Tuesday, November 24, 2009

The Curious Case of Sean Whitney

The Cornell mens hockey team started the 2008-2009 season with 8 defensemen on the roster.  Five of them were fairly regular starters.  The sixth spot rotated between Taylor Davenport and Jordan Berk.  Sean Whitney, the eighth defenseman, saw almost no ice time in the first half of the season.  Midway through, Berk left the team, leaving only 7 defensemen.  Even so, Whitney did not see much ice time until the postseason, when injuries forced Schafer to put him into the lineup.  He ended the season appearing in only 5 regular-season league games and 9 more nonconference.

This season, Whitney has already played 5 ECAC games, and 6 total, and there is no reason to believe Schafer is going to sit him any time soon.  He has been on the game-starting pair with senior Brendan Nash for most games, and has seen powerplay, penalty kill, and 3-on-5 penalty kill ice time.  Keir Ross, who played 32-of-36 games last season as one of the top-5 defensemen, has been in his suit instead of his skates every game this year.

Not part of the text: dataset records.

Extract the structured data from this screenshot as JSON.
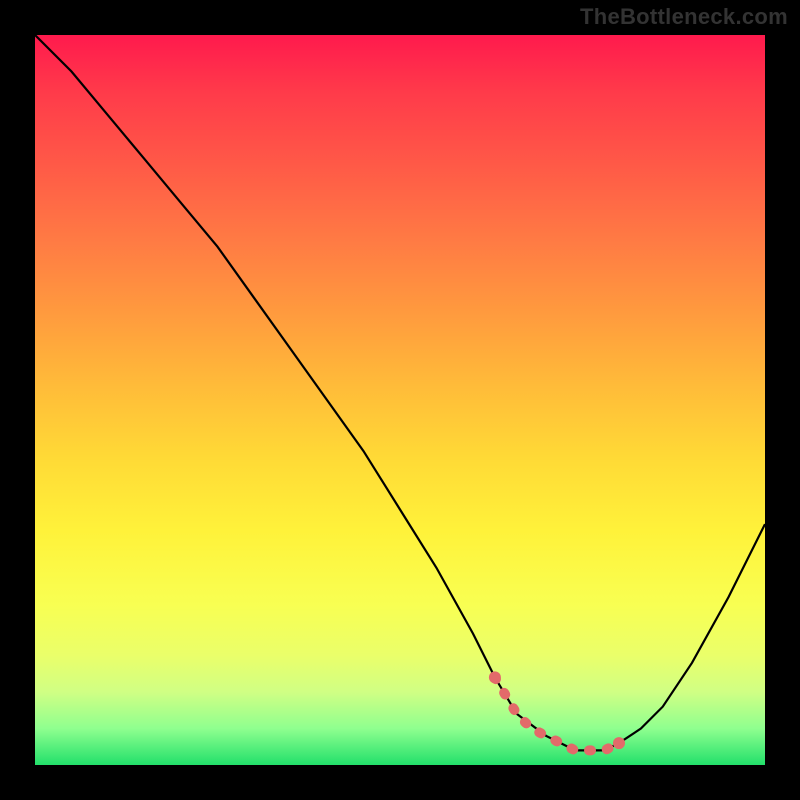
{
  "watermark": "TheBottleneck.com",
  "chart_data": {
    "type": "line",
    "title": "",
    "xlabel": "",
    "ylabel": "",
    "xlim": [
      0,
      100
    ],
    "ylim": [
      0,
      100
    ],
    "grid": false,
    "legend": false,
    "background_gradient": [
      "#ff1a4d",
      "#ff7a44",
      "#ffda36",
      "#f8ff52",
      "#22e06b"
    ],
    "series": [
      {
        "name": "bottleneck-curve",
        "x": [
          0,
          5,
          10,
          15,
          20,
          25,
          30,
          35,
          40,
          45,
          50,
          55,
          60,
          63,
          66,
          70,
          74,
          78,
          80,
          83,
          86,
          90,
          95,
          100
        ],
        "values": [
          100,
          95,
          89,
          83,
          77,
          71,
          64,
          57,
          50,
          43,
          35,
          27,
          18,
          12,
          7,
          4,
          2,
          2,
          3,
          5,
          8,
          14,
          23,
          33
        ],
        "color": "#000000"
      }
    ],
    "markers": {
      "name": "optimal-zone-dots",
      "color": "#e36a6a",
      "x": [
        63,
        66,
        68,
        70,
        72,
        74,
        76,
        78,
        80
      ],
      "values": [
        12,
        7,
        5,
        4,
        3,
        2,
        2,
        2,
        3
      ]
    }
  }
}
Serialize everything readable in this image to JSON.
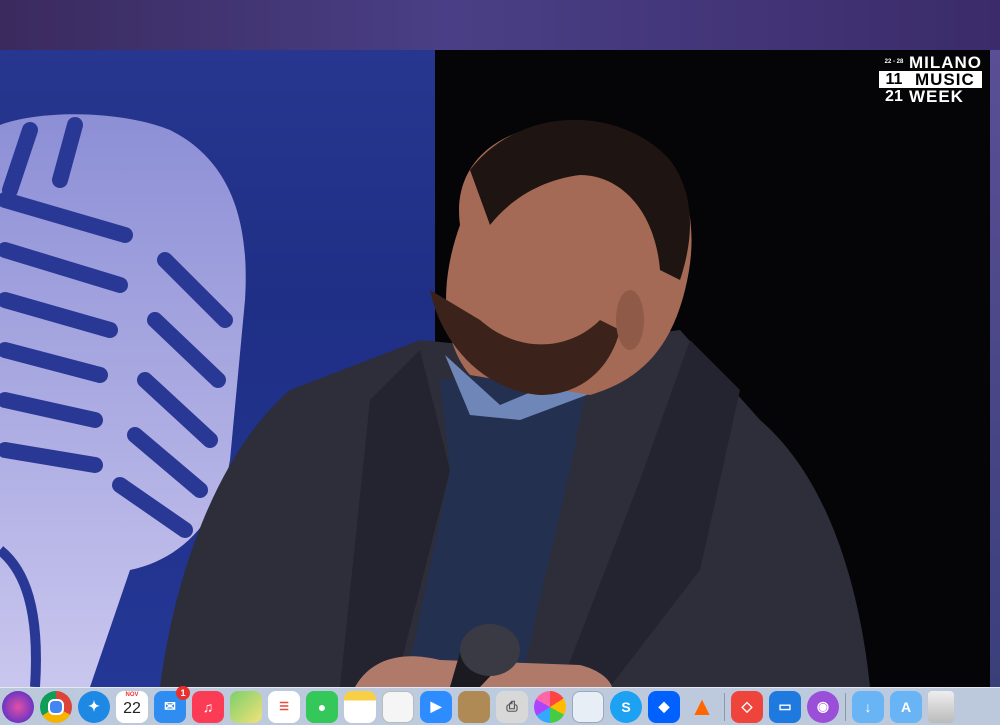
{
  "logo": {
    "dates": "22 - 28",
    "month": "11",
    "year": "21",
    "line1": "MILANO",
    "line2": "MUSIC",
    "line3": "WEEK"
  },
  "dock": {
    "calendar_month": "NOV",
    "calendar_day": "22",
    "mail_badge": "1",
    "items": [
      "siri-icon",
      "chrome-icon",
      "safari-icon",
      "calendar-icon",
      "mail-icon",
      "music-icon",
      "maps-icon",
      "reminders-icon",
      "messages-icon",
      "notes-icon",
      "textedit-icon",
      "zoom-icon",
      "contacts-icon",
      "printer-icon",
      "photos-icon",
      "preview-icon",
      "skype-icon",
      "dropbox-icon",
      "vlc-icon",
      "anydesk-icon",
      "keynote-icon",
      "podcasts-icon",
      "downloads-folder-icon",
      "applications-folder-icon",
      "trash-icon"
    ]
  },
  "colors": {
    "backdrop": "#27368e",
    "stage": "#050507",
    "dock": "#c8d7e6"
  }
}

The question is, why the change?  Ross, a freshman last year, showed fairly consistent improvement in his play over the course of the year.   He was not a flashy defenseman, but he was solid, and more than reliable in his own end.  So reliable, in fact, that some considered him to be one of our team’s top-3 defensive defensemen.  He was poised to become one of the anchors of our blueline.

Whitney plays a different role than Ross.  In our first significant look at him in Albany last season, he looked like he had the potential to be a very creative, smooth-skating offensive-minded defenseman.  He has been called on to fill in this role this season as well, quarterbacking the first powerplay unit.  However, he has also been used in a top defensive role, a choice that is just baffling.  Justin Kreuger, Brendan Nash, and Mike Devin are all better defensive players than Whitney.  The freshmen Birch and D’Agostino, both NHL draftees, have not shown enough with our team to know how they compare to Whitney defensively, but have shown nothing to indicate they are any worse.  Despite this, Schafer continues to go to Whitney in all situations, including crucial defensive ones.  While it is reasonable to keep an offensive-minded player on the roster, playing your worst defensive player on the 5-on-3 penalty kill unit is simply inexplicable.

Meanwhile, the 2009-2010 season has been a very atypical one for the Cornell team.  The team is racking up the goals, but is struggling defensively, very seriously struggling.  Cornell’s offense is coming from the first line, from the 4th line, from the freshmen defensemen…basically everywhere except from Sean Whitney.  In the mean time, he has struggled.  In Saturday’s 3-2 loss to Quinnipiac, Whitney took a needless penalty to give Q the early momentum, singlehandedly killed off a Cornell powerplay by trying to dance through the neutral zone and repeatedly giving up the puck, and turned over the puck directly in front of Scrivens by trying to clear his own zone in front of the net instead of two the sides, leading to a Quinnipiac scoring chance.  And this was all in the first 10 minutes of the game, before the entire team’s play deteriorated.

To be fair, Sean Whitney brings an element to our powerplay that it has not seen in years.  He is a creative and mobile defenseman, and has the offensive vision to “quarterback” the powerplay like many NHL powerplay specialists do.  However, he is still getting used to this role, and occasionally tries to do too much, resulting in a turnover or a missed opportunity.

In the mean time, Cornell is doing fine in the goals department without Whitney, and is struggling defensively because of him.  A solid defensive defenseman in Ross is riding the bench in order to give Whitney his chance.  Perhaps Ross is injured, or there is some other reason to keep him out of the game, but as far as we know, he is good to go.  We have the goal scoring to get far in the NCAA postseason this spring, but we will not be able to compete unless our defense tightens up.   With that in mind, maybe it is time to stop forcing Whitney to be a player that he’s not, and to put Ross back in the lineup.